DocketNumber: No. 12567
Judges: Billings, Flanigan, Maus, Titus
Filed Date: 4/9/1982
Status: Precedential
Modified Date: 10/19/2024
Movant filed his second Rule 27.26
The six-year sentence imposed August 8, 1969, had been served long before movant’s second Rule 27.26 motion was filed in August 1981. Postconviction relief under Rule 27.26 is not available to a mov-ant who has served the sentence attacked before filing his motion. Peterson v. State, 476 S.W.2d 608, 609-610[1] (Mo.1972). Consequently, the trial court had no jurisdiction to entertain the motion and did not err in denying it without a hearing. Davis v. State, 518 S.W.2d 467,468[1] (Mo.App.1975). Furthermore, while we are not advised of the grounds for relief presented in the first Rule 27.26 motion filed by movant, Rule 27.26(d) provides a sentencing court shall not entertain a second motion where the ground presented therein “is new but could have been raised in the prior motion pursuant to the provisions of subsection (c) of this Rule.” We accept the circuit court’s findings, conclusions and judgment herein that the matter raised in the second motion “could have been raised in the previous 27.26 Motion that was overruled.” Creed v. State, 623 S.W.2d 621, 622-623 (Mo.App.1981).

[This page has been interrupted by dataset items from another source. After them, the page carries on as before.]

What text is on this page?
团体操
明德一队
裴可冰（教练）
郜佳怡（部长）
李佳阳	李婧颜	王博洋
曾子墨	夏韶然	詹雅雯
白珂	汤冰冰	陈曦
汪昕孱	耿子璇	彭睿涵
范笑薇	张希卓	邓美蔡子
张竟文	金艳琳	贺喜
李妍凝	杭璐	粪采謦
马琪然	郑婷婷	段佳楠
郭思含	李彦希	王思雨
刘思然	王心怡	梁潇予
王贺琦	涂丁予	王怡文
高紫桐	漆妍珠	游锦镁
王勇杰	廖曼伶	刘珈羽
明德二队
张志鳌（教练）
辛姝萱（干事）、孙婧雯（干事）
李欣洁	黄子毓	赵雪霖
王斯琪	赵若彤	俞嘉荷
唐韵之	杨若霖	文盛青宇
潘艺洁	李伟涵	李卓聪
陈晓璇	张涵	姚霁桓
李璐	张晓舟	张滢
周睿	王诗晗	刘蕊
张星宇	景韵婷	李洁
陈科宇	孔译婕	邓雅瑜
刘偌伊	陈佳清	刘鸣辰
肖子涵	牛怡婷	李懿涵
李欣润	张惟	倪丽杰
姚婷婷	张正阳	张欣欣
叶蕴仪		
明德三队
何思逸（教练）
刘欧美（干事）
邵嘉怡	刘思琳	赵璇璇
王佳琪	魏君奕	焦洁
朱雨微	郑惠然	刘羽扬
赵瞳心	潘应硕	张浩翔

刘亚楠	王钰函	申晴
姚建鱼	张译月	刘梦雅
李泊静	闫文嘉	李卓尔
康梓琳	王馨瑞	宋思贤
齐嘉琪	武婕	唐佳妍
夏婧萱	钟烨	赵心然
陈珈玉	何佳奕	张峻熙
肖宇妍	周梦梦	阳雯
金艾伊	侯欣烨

As noted, the 1969 information charged movant with and he pleaded guilty to felonious assault with malice aforethought and was sentenced to six years. Because the 1969 sentence and judgment did not explicitly contain the words “malice aforethought,” movant’s astute counsel on appeal asseverates the movant’s sentencing was actually made under § 559.190 (“Felonious assault without malice aforethought”), the maximum penalty for which was imprisonment not to exceed five years. The lawyer urges that we should treat the Rule 27.26 motion on appeal as a writ of error coram nobis and expunge the 1969 conviction because of the excess punishment imposed. Cases cited to this point involve convictions of or pleas of guilty to particular crimes and sentences imposed for wholly unrelated crimes and are not germane nor helpful here and ignore the fact the 1969 sentence and judgment was predicated, in part, upon the judgment recital that movant’s plea was made to the crime “as charged in the amended information.” This recital, referring specifically to the information charging violation with “malice aforethought” in contravention of § 559.-180, in our opinion, renders counsel’s present urgings untenable. See Ballard v. State, 615 S.W.2d 589, 591[1] (Mo.App.1981).
Judgment affirmed.
. References to rules and statutes are to Missouri Rules of Court, V.A.M.R., and to RSMo 1969.